Don’t fall for impersonators on the telephone. Criminals use robotic dialers and automated questions to call thousands of targets a day. Do not provide personal information to any caller you don’t know. If you are requested to verify personal information that callers say they already have, ask for another way to verify it or go to a recognized website (for example, your mortgage company, bank, or leasing company) and call a phone number listed there. The IRS will not call to say you owe money or make initial contact by phone.
Avoid unsolicited emails. Any time you click on a link in an email, you are launching something. Don’t open an attachment unless you know who sent it and what it is. The IRS will not send emails with links or request sensitive information online. Internet sites should be encrypted; if you go to a site that does not have a lock symbol displayed, do not enter sensitive data into it.

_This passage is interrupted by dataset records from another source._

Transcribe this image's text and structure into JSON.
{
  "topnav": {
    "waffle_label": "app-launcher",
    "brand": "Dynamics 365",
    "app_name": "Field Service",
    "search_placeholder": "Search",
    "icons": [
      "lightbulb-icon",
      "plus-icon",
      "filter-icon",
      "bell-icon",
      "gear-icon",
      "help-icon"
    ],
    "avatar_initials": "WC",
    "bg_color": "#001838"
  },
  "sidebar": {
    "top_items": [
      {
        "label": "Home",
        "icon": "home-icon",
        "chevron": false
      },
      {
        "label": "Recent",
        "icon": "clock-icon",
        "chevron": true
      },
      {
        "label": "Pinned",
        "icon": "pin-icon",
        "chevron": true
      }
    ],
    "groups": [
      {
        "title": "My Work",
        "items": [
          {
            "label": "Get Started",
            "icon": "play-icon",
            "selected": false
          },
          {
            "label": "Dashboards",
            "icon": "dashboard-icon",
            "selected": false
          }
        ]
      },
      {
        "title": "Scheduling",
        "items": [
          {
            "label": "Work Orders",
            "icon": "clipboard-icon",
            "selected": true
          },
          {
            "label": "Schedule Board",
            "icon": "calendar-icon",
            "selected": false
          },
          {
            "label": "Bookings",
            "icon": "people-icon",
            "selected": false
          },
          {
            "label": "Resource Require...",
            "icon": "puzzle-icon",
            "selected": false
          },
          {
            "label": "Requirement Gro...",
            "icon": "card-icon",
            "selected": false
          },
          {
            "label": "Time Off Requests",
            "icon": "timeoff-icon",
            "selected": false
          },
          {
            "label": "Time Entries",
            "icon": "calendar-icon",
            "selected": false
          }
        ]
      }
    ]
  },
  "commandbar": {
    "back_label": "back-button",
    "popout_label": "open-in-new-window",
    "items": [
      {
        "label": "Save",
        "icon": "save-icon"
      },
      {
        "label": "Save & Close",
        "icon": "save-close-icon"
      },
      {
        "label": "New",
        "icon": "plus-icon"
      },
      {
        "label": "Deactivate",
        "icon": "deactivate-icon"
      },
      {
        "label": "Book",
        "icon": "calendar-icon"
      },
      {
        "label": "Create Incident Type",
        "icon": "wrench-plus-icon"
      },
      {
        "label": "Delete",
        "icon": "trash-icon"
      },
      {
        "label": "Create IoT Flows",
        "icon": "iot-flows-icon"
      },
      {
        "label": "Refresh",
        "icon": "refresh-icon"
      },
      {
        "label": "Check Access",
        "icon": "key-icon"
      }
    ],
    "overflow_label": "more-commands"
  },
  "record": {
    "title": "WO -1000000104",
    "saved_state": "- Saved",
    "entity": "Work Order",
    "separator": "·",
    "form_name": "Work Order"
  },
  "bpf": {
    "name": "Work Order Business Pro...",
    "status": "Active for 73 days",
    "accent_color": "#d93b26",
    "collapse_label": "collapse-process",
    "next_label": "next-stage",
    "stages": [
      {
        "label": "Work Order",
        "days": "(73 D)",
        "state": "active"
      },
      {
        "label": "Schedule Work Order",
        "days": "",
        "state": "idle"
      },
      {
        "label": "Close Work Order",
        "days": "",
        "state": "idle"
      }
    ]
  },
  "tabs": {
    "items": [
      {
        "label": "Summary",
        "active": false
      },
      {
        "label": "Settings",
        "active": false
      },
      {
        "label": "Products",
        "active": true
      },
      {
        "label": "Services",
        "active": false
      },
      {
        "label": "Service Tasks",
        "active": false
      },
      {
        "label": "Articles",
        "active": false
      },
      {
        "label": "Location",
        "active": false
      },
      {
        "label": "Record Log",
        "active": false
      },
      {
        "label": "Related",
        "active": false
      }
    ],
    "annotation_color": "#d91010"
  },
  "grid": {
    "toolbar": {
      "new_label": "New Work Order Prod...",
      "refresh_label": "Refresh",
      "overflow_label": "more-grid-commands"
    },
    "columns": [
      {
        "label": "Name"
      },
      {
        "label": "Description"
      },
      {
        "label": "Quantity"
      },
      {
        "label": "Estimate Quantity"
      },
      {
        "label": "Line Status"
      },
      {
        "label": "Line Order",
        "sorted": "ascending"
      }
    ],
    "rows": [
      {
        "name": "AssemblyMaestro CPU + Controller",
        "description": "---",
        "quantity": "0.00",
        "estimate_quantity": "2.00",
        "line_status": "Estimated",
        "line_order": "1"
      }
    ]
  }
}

Secure tax return preparation and storage. Before running tax return software programs, run virus scans and make sure all software updates have been completed. Users preparing their own returns should load the application on a personal computer and not stay connected to the internet the entire time unless the program requires it. Remove the application once you are finished with it. Remove tax information from your computer and store the data on a remote drive and as PDF files. All of these steps lower the “attack surface,” according to Mills. Keep paper returns in a secure place and shred tax documents before trashing them.
Monitor your personal information. Review your bank and credit card statements often. Check your credit report frequently.